Helsinki (03.01.2011 - Juhani Artto) In the last few years thousands of employees have lost their jobs as a result of pulp and paper mill closures. Esa Kaitila, a researcher working at The Paperworkers' Union, calculates that since 2006 over 4,000 of its rank and file members have lost their jobs due to closures.
Director Markku Palokangas from the largest union of salaried employees PRO estimates that in the same period from 1,500 to 2,000 salaried employee jobs have been eliminated in the pulp and paper industry.
A new study provides detailed information on how the workers of the closed mills in Hamina (Summa), Kajaani and Kemijärvi have fared in the labour market following the closures. Not well, as was indeed expected already 2-3 years ago when the closure plans were announced.
Only 30 per cent of the respondents to the questionnaire had a new job on 1 October 2010. One fifth of them were working at a factory demolition site, and slightly more people had found employment in agriculture, in forestry or in fisheries. One in seven of the employed had found employment in the pulp and paper industry. In their new jobs the former paper mill workers consistently found themselves in jobs offering lower wages and poorer working conditions than they had enjoyed in their previous jobs.
Another 30 per cent were so old that they were on the so-called unemployment pathway to retirement. (An unemployed person born before 1950, and who reached the age of 57 prior to the end of the maximum unemployment allowance period of 500 days, has entered the unemployment pathway to retirement. The person will receive continued unemployment allowance until the end of the month in which he or she turns 60.At this stage, he or she may receive an unemployment pension.)
The rest - about 40 per cent in all - benefited from the activation measures of the authorities. Thanks to these measures these workers either studied or were temporarily employed.
Workers in support jobs had found it easier to gain employment than production workers. Support work covers catering, security, welding and cleaning and personnel connected to storage and maintenance units.

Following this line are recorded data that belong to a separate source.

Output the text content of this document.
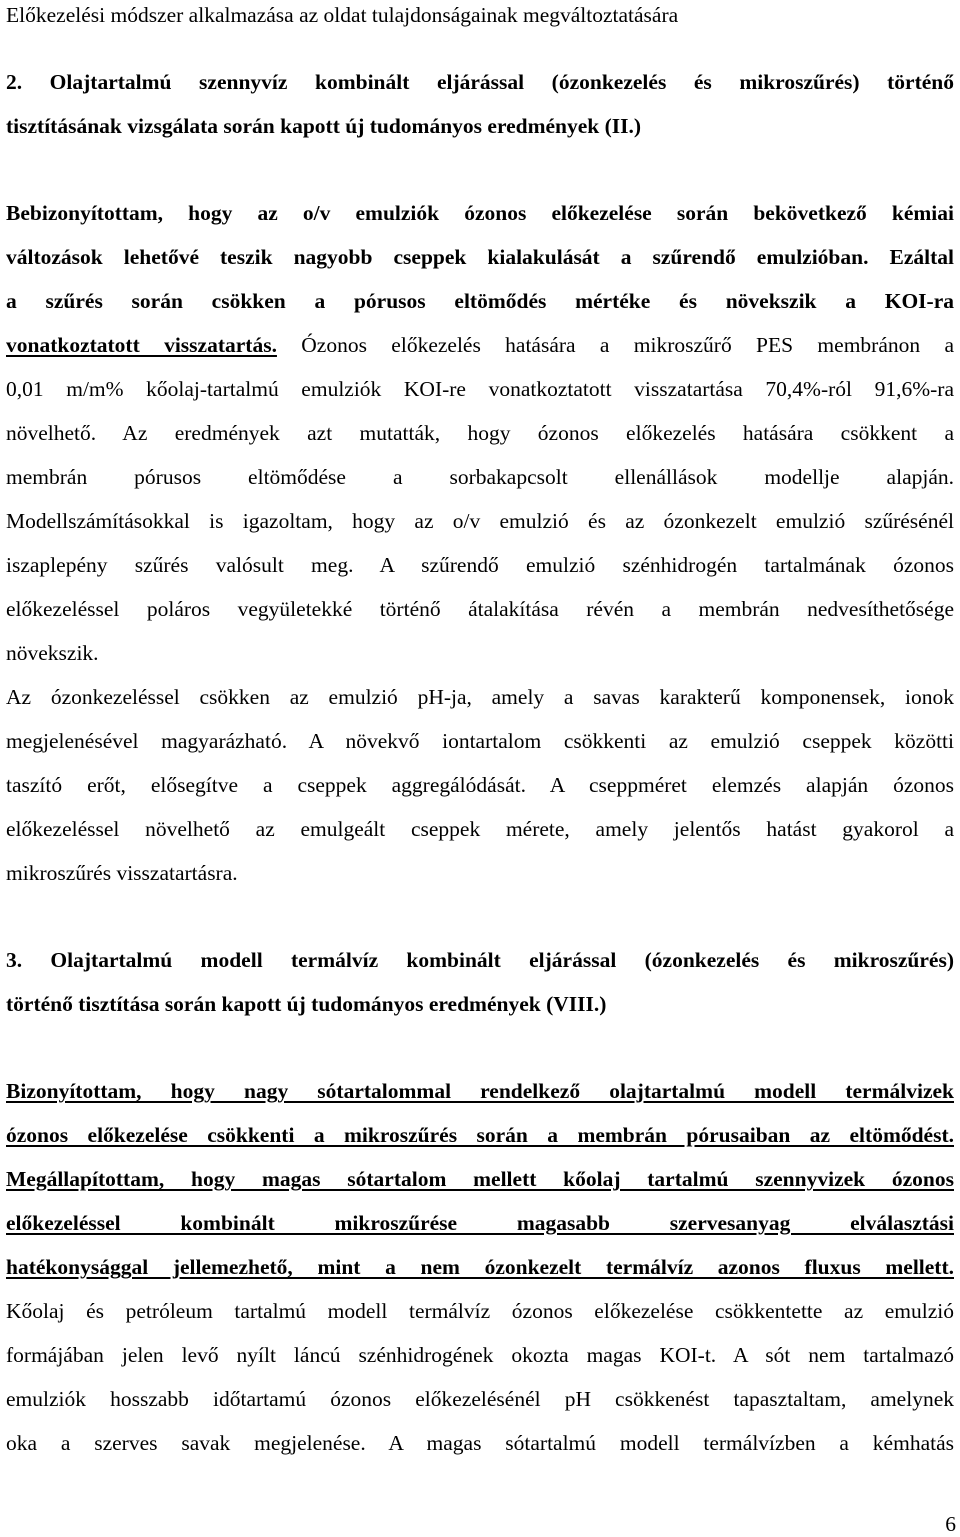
Előkezelési módszer alkalmazása az oldat tulajdonságainak megváltoztatására
2. Olajtartalmú szennyvíz kombinált eljárással (ózonkezelés és mikroszűrés) történő
tisztításának vizsgálata során kapott új tudományos eredmények (II.)
Bebizonyítottam, hogy az o/v emulziók ózonos előkezelése során bekövetkező kémiai
változások lehetővé teszik nagyobb cseppek kialakulását a szűrendő emulzióban. Ezáltal
a szűrés során csökken a pórusos eltömődés mértéke és növekszik a KOI-ra
vonatkoztatott visszatartás. Ózonos előkezelés hatására a mikroszűrő PES membránon a
0,01 m/m% kőolaj-tartalmú emulziók KOI-re vonatkoztatott visszatartása 70,4%-ról 91,6%-ra
növelhető. Az eredmények azt mutatták, hogy ózonos előkezelés hatására csökkent a
membrán pórusos eltömődése a sorbakapcsolt ellenállások modellje alapján.
Modellszámításokkal is igazoltam, hogy az o/v emulzió és az ózonkezelt emulzió szűrésénél
iszaplepény szűrés valósult meg. A szűrendő emulzió szénhidrogén tartalmának ózonos
előkezeléssel poláros vegyületekké történő átalakítása révén a membrán nedvesíthetősége
növekszik.
Az ózonkezeléssel csökken az emulzió pH-ja, amely a savas karakterű komponensek, ionok
megjelenésével magyarázható. A növekvő iontartalom csökkenti az emulzió cseppek közötti
taszító erőt, elősegítve a cseppek aggregálódását. A cseppméret elemzés alapján ózonos
előkezeléssel növelhető az emulgeált cseppek mérete, amely jelentős hatást gyakorol a
mikroszűrés visszatartásra.
3. Olajtartalmú modell termálvíz kombinált eljárással (ózonkezelés és mikroszűrés)
történő tisztítása során kapott új tudományos eredmények (VIII.)
Bizonyítottam, hogy nagy sótartalommal rendelkező olajtartalmú modell termálvizek
ózonos előkezelése csökkenti a mikroszűrés során a membrán pórusaiban az eltömődést.
Megállapítottam, hogy magas sótartalom mellett kőolaj tartalmú szennyvizek ózonos
előkezeléssel kombinált mikroszűrése magasabb szervesanyag elválasztási
hatékonysággal jellemezhető, mint a nem ózonkezelt termálvíz azonos fluxus mellett.
Kőolaj és petróleum tartalmú modell termálvíz ózonos előkezelése csökkentette az emulzió
formájában jelen levő nyílt láncú szénhidrogének okozta magas KOI-t. A sót nem tartalmazó
emulziók hosszabb időtartamú ózonos előkezelésénél pH csökkenést tapasztaltam, amelynek
oka a szerves savak megjelenése. A magas sótartalmú modell termálvízben a kémhatás
6
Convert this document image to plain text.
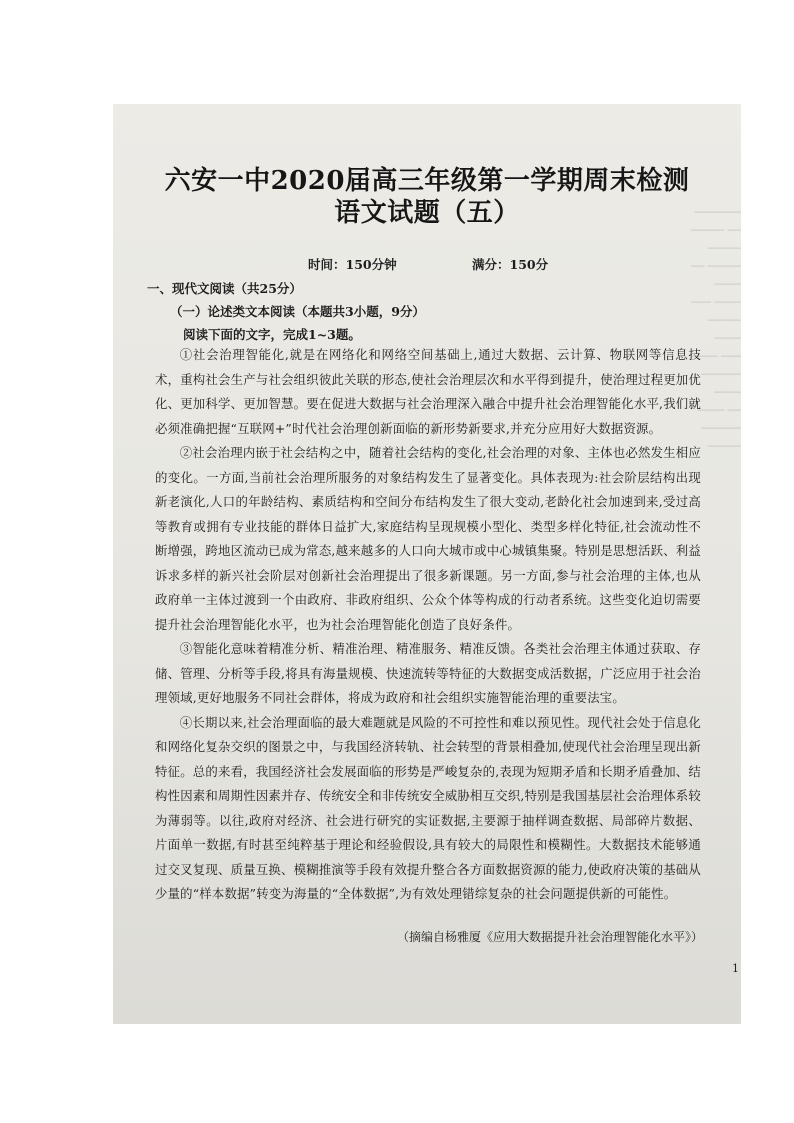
───────
── ─────
─────
───── ──
────
──── ───
─────
────
─── ────
──────
────
── ────
──────
─────
六安一中2020届高三年级第一学期周末检测
语文试题（五）
时间：150分钟	满分：150分
一、现代文阅读（共25分）
（一）论述类文本阅读（本题共3小题，9分）
阅读下面的文字，完成1~3题。

①社会治理智能化,就是在网络化和网络空间基础上,通过大数据、云计算、物联网等信息技术，重构社会生产与社会组织彼此关联的形态,使社会治理层次和水平得到提升，使治理过程更加优化、更加科学、更加智慧。要在促进大数据与社会治理深入融合中提升社会治理智能化水平,我们就必须准确把握“互联网+”时代社会治理创新面临的新形势新要求,并充分应用好大数据资源。

②社会治理内嵌于社会结构之中，随着社会结构的变化,社会治理的对象、主体也必然发生相应的变化。一方面,当前社会治理所服务的对象结构发生了显著变化。具体表现为:社会阶层结构出现新老演化,人口的年龄结构、素质结构和空间分布结构发生了很大变动,老龄化社会加速到来,受过高等教育或拥有专业技能的群体日益扩大,家庭结构呈现规模小型化、类型多样化特征,社会流动性不断增强，跨地区流动已成为常态,越来越多的人口向大城市或中心城镇集聚。特别是思想活跃、利益诉求多样的新兴社会阶层对创新社会治理提出了很多新课题。另一方面,参与社会治理的主体,也从政府单一主体过渡到一个由政府、非政府组织、公众个体等构成的行动者系统。这些变化迫切需要提升社会治理智能化水平，也为社会治理智能化创造了良好条件。

③智能化意味着精准分析、精准治理、精准服务、精准反馈。各类社会治理主体通过获取、存储、管理、分析等手段,将具有海量规模、快速流转等特征的大数据变成活数据，广泛应用于社会治理领域,更好地服务不同社会群体，将成为政府和社会组织实施智能治理的重要法宝。

④长期以来,社会治理面临的最大难题就是风险的不可控性和难以预见性。现代社会处于信息化和网络化复杂交织的图景之中，与我国经济转轨、社会转型的背景相叠加,使现代社会治理呈现出新特征。总的来看，我国经济社会发展面临的形势是严峻复杂的,表现为短期矛盾和长期矛盾叠加、结构性因素和周期性因素并存、传统安全和非传统安全威胁相互交织,特别是我国基层社会治理体系较为薄弱等。以往,政府对经济、社会进行研究的实证数据,主要源于抽样调查数据、局部碎片数据、片面单一数据,有时甚至纯粹基于理论和经验假设,具有较大的局限性和模糊性。大数据技术能够通过交叉复现、质量互换、模糊推演等手段有效提升整合各方面数据资源的能力,使政府决策的基础从少量的“样本数据”转变为海量的“全体数据”,为有效处理错综复杂的社会问题提供新的可能性。

（摘编自杨雅厦《应用大数据提升社会治理智能化水平》）
1
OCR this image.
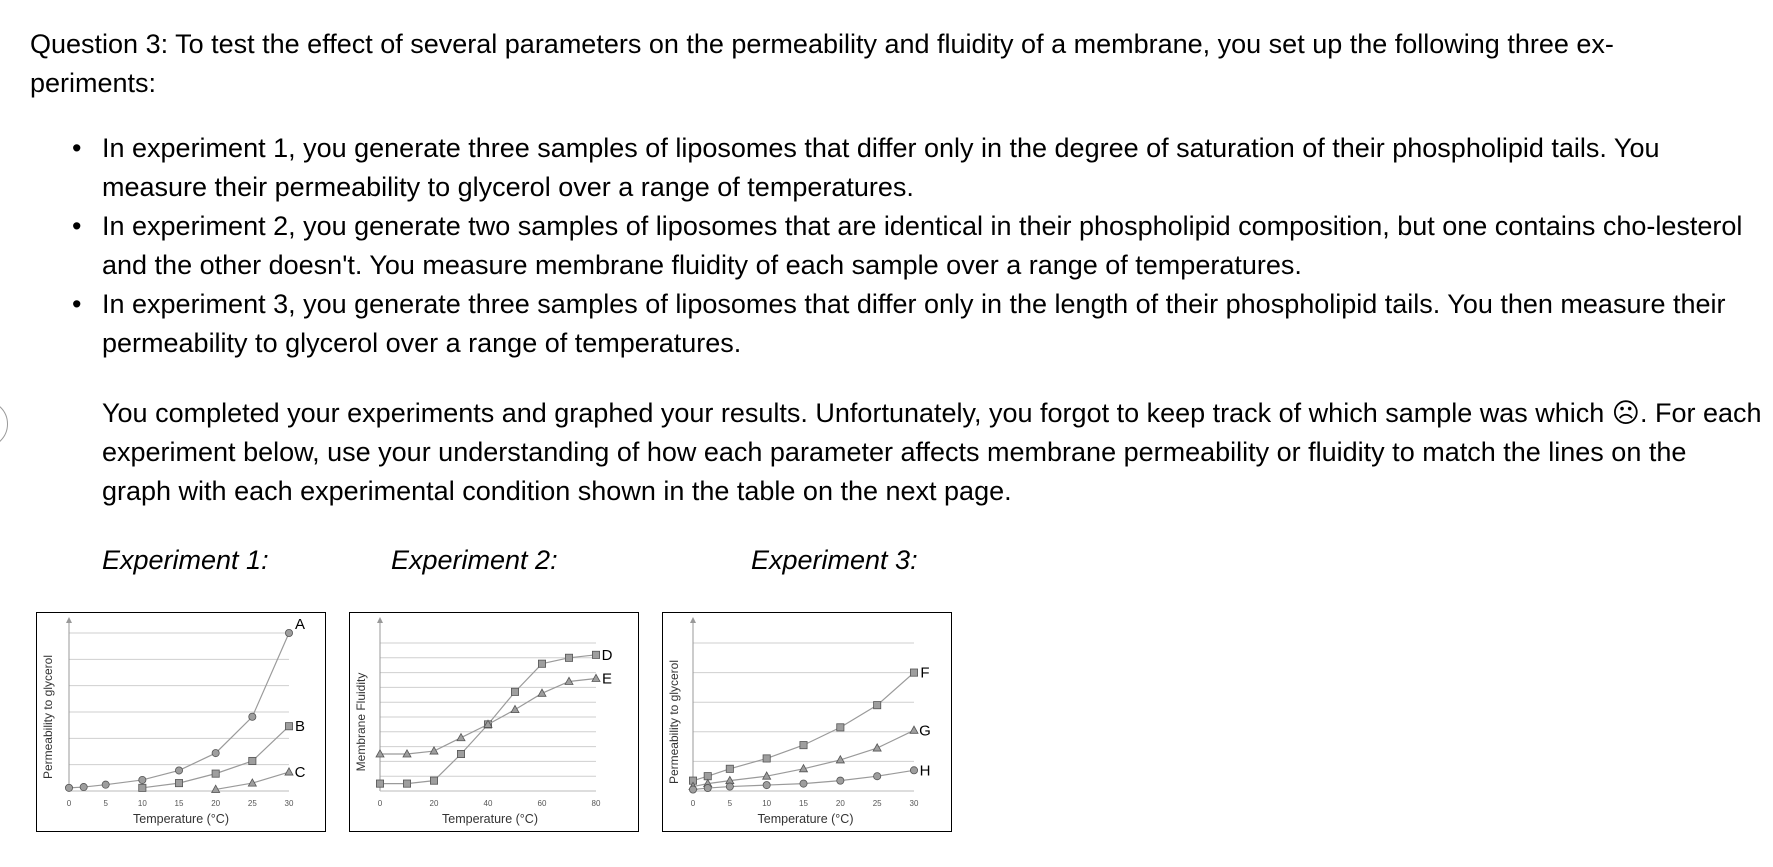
Question 3: To test the effect of several parameters on the permeability and fluidity of a membrane, you set up the following three ex-periments:
• In experiment 1, you generate three samples of liposomes that differ only in the degree of saturation of their phospholipid tails. You measure their permeability to glycerol over a range of temperatures.
• In experiment 2, you generate two samples of liposomes that are identical in their phospholipid composition, but one contains cho-lesterol and the other doesn't. You measure membrane fluidity of each sample over a range of temperatures.
• In experiment 3, you generate three samples of liposomes that differ only in the length of their phospholipid tails. You then measure their permeability to glycerol over a range of temperatures.
You completed your experiments and graphed your results. Unfortunately, you forgot to keep track of which sample was which ☹. For each experiment below, use your understanding of how each parameter affects membrane permeability or fluidity to match the lines on the graph with each experimental condition shown in the table on the next page.
Experiment 1:	Experiment 2:	Experiment 3:
0	5	10	15	20	25	30
Temperature (°C)
Permeability to glycerol
A
B
C
0	20	40	60	80
Temperature (°C)
Membrane Fluidity
D
E
0	5	10	15	20	25	30
Temperature (°C)
Permeability to glycerol	F
G
H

The study established that for older workers it had been clearly more difficult to find work than for the younger ones. This trend was aggravated by the lack of interest and willingness on the part of the authorities to support workers who were over 54 years of age. But even among those who could claim a measure of support from the authorities many were dissatisfied with the kind of support they had received. Teaching and learning new skills had too often become irrelevant and practical training was criticized as having been primarily a way to deliver companies with free-of-charge labour.
The study on paperworkers' options in the labour market was made by researcher Ari-Matti Näätänen and commissioned by The Paperworkers' Union and the union confederation SAK.
Mixed picture among salaried employees
"Partially salaried employees of the closed mills have fared surprisingly well", PRO's Markku Palokangas says. Employees from the maintenance units and partly from research units are those who have had it easiest when it came to finding a new job.
Least successful in finding new jobs have been production supervisors and especially women over 50 years of age who have held various office or clerical positions.